The discipline is a major issue and it’s reflective on the field. There were multiple unnecessary roughness calls, including one on Kenny Turnier on an onside kick recovery. The lack of discipline has been evident in the prior games with the plethora of penalties and the program's record-setting 2019 campaign. A lack of locker room peace was never publicly evident until now, but in retrospect, there were signs. This is an exponentially bigger concern than the actual result of the game.
UCF: Dillon Gabriel: 35/49 for 601 yards, 5 TD, 0 Int
Memphis: Brady White: 34/50 for 486 yards, 6 TD, 0 Int
UCF: Greg McCrae: 17 carries for 78 yards, 1 TD
Memphis: Rodrigues Clark: 21 carries for 111 yards, 0 TD
UCF: Marlon Williams: 13 catches for 191 yards, 1 TD
Memphis: Calvin Austin III: 9 catches for 151 yards, 2 TD
- In the last 43 games for UCF, they have had 41 games of 30 points or more. The Knights have won 37 of those 43, including four wins against top 25 teams and five wins against Power Five conference teams.
- Dillon Gabriel’s 601 yards passing in a single-game UCF record. The old record was 497 yards, set by Ryan Schneider against Florida Atlantic in 2003.
- Dillon Gabriel has passed for a touchdown in 17 straight games.
- UCF has had at least one passing and one rushing touchdown for 43 straight games. This streak leads the nation.
- In the first quarter, Greg McCrae broke 2,000 yards rushing for his career.
- Gabriel’s 85-yard touchdown pass to Marlon Wiliams was a career-long for both players. Ryan O’Keefe and Gabriel then connected on a 93-yard touchdown later in the game to set a new personal best for both players.
- Gabriel’s 93-yard touchdown is the longest completion in UCF history. His 85-yard completion to Williams is the fourth-longest.
- This is Gabriel’s first loss as a starting quarterback where he does not throw an interception.
- Jaylon Robinson broke 100 yards receiving in the first half.
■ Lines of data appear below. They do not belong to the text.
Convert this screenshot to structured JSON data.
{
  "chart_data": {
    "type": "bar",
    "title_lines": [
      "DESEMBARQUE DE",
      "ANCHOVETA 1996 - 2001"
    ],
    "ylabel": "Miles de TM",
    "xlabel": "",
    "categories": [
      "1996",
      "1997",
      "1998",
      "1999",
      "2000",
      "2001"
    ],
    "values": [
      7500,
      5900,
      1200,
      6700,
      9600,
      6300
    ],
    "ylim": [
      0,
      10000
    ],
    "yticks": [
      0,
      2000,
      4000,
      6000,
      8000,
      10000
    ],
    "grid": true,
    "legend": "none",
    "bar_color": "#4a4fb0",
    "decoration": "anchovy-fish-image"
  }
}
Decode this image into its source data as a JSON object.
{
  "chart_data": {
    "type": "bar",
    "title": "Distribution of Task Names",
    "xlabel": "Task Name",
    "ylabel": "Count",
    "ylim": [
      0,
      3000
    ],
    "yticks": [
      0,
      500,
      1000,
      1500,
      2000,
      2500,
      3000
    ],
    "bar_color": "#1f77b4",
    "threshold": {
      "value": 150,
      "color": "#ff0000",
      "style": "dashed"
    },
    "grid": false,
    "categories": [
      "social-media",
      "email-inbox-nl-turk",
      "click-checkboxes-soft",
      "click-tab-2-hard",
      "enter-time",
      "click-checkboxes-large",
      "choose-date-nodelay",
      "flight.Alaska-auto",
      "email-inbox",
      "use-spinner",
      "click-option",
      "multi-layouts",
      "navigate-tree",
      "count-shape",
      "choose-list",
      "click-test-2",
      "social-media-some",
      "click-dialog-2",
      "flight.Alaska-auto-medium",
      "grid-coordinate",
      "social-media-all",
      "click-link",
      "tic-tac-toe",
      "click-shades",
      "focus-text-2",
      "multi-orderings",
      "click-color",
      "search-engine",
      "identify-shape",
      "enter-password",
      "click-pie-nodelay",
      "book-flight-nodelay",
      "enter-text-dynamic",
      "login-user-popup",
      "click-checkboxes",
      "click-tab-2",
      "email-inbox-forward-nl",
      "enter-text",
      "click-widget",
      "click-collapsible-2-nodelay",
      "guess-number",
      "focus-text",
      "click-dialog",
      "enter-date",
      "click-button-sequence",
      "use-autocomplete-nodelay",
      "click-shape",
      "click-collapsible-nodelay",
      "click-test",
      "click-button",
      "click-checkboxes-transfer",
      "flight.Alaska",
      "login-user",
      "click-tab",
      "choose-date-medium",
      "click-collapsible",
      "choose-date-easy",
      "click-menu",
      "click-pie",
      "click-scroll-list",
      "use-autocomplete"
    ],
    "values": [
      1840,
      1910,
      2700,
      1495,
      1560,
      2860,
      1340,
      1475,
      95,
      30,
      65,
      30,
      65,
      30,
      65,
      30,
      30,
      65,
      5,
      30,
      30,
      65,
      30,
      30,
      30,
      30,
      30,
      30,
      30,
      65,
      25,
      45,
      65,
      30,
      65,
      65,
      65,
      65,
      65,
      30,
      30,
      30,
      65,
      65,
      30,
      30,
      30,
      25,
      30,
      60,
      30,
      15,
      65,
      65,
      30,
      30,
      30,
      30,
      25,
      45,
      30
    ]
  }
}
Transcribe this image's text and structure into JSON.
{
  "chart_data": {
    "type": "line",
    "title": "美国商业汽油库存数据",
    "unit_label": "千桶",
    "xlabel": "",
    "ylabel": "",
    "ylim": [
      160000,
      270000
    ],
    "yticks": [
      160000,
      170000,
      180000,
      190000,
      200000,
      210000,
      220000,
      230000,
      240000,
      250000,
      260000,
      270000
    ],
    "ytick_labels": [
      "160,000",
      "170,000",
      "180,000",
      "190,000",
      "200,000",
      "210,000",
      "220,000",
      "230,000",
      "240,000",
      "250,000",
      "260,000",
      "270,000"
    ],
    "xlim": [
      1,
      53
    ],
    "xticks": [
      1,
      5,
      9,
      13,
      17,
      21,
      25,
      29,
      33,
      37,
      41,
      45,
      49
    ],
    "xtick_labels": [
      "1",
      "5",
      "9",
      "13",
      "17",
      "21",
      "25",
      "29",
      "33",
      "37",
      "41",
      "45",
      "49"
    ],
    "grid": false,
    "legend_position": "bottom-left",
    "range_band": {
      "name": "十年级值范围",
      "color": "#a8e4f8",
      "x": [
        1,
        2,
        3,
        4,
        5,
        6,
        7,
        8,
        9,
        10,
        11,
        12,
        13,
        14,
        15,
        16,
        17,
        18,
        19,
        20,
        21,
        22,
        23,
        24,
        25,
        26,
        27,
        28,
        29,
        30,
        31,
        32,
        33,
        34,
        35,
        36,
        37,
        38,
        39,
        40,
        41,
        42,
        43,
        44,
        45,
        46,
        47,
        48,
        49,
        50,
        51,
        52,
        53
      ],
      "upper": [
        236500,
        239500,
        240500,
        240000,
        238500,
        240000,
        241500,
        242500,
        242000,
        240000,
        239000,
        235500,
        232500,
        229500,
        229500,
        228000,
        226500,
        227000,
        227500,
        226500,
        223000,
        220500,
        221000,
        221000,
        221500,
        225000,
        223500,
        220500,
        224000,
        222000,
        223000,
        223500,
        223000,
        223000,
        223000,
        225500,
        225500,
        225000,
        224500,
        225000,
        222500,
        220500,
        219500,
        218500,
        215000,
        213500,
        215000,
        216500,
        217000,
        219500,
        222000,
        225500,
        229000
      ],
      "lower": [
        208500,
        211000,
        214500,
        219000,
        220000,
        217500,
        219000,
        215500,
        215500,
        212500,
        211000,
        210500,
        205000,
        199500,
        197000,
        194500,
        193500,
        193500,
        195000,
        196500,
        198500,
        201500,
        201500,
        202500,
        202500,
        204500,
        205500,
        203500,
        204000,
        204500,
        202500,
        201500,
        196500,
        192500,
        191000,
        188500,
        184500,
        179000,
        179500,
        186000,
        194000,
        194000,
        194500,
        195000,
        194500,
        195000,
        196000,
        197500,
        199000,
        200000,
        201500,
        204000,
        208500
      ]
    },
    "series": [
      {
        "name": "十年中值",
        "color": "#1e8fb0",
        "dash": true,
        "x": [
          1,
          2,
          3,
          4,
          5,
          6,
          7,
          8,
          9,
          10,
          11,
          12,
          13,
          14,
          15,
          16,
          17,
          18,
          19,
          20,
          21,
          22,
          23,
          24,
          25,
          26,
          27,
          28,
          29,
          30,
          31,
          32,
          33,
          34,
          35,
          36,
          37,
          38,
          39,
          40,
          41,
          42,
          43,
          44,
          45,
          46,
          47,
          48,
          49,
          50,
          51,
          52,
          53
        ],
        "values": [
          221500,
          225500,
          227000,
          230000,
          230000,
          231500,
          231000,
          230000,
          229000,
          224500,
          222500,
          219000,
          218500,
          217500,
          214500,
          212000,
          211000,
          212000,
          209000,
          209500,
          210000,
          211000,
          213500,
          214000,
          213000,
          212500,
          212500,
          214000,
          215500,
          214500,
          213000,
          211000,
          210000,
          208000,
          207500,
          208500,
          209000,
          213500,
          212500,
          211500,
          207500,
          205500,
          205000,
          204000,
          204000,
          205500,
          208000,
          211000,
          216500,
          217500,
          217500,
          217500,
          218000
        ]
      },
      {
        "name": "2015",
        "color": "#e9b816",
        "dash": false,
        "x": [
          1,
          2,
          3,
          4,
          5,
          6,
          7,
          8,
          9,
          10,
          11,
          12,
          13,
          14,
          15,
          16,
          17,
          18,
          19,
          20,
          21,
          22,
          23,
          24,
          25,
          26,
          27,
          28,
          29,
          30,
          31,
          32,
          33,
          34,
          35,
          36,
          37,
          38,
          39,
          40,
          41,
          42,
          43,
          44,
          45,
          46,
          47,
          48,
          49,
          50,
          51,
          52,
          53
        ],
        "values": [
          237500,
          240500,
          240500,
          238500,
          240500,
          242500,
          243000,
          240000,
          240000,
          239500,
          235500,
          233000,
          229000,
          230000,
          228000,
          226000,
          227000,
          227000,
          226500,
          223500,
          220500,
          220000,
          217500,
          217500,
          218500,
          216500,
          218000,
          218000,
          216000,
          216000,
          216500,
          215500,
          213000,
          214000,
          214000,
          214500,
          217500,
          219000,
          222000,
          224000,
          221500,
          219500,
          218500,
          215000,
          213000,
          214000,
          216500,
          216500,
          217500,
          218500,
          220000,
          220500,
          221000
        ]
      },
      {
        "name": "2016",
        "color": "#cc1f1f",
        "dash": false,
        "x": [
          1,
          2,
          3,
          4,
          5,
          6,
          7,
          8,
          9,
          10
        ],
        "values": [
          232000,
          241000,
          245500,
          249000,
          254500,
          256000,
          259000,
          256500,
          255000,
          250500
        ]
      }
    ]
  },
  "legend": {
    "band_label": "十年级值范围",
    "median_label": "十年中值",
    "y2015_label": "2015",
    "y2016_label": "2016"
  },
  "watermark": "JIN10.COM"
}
This makes it four straight games with at least 100 yards for him, which is second all-time at UCF, tied with three other players. The record is five, set by Ted Wilson in 1985.
- Marlon Williams’ 191 receiving yards is a personal best.
- UCF’s 798 yards of total offense surprisingly is NOT a school record. The record is 818 yards against Gardner-Webb in 1992.
- The combined offense totaled 1,501 yards, which is an American Athletic Conference record. The old record was 1,489, set in the 2017 AAC Championship Game between UCF and Memphis. I’d like to point out that the previous record was set in double overtime while the new record was set in regulation.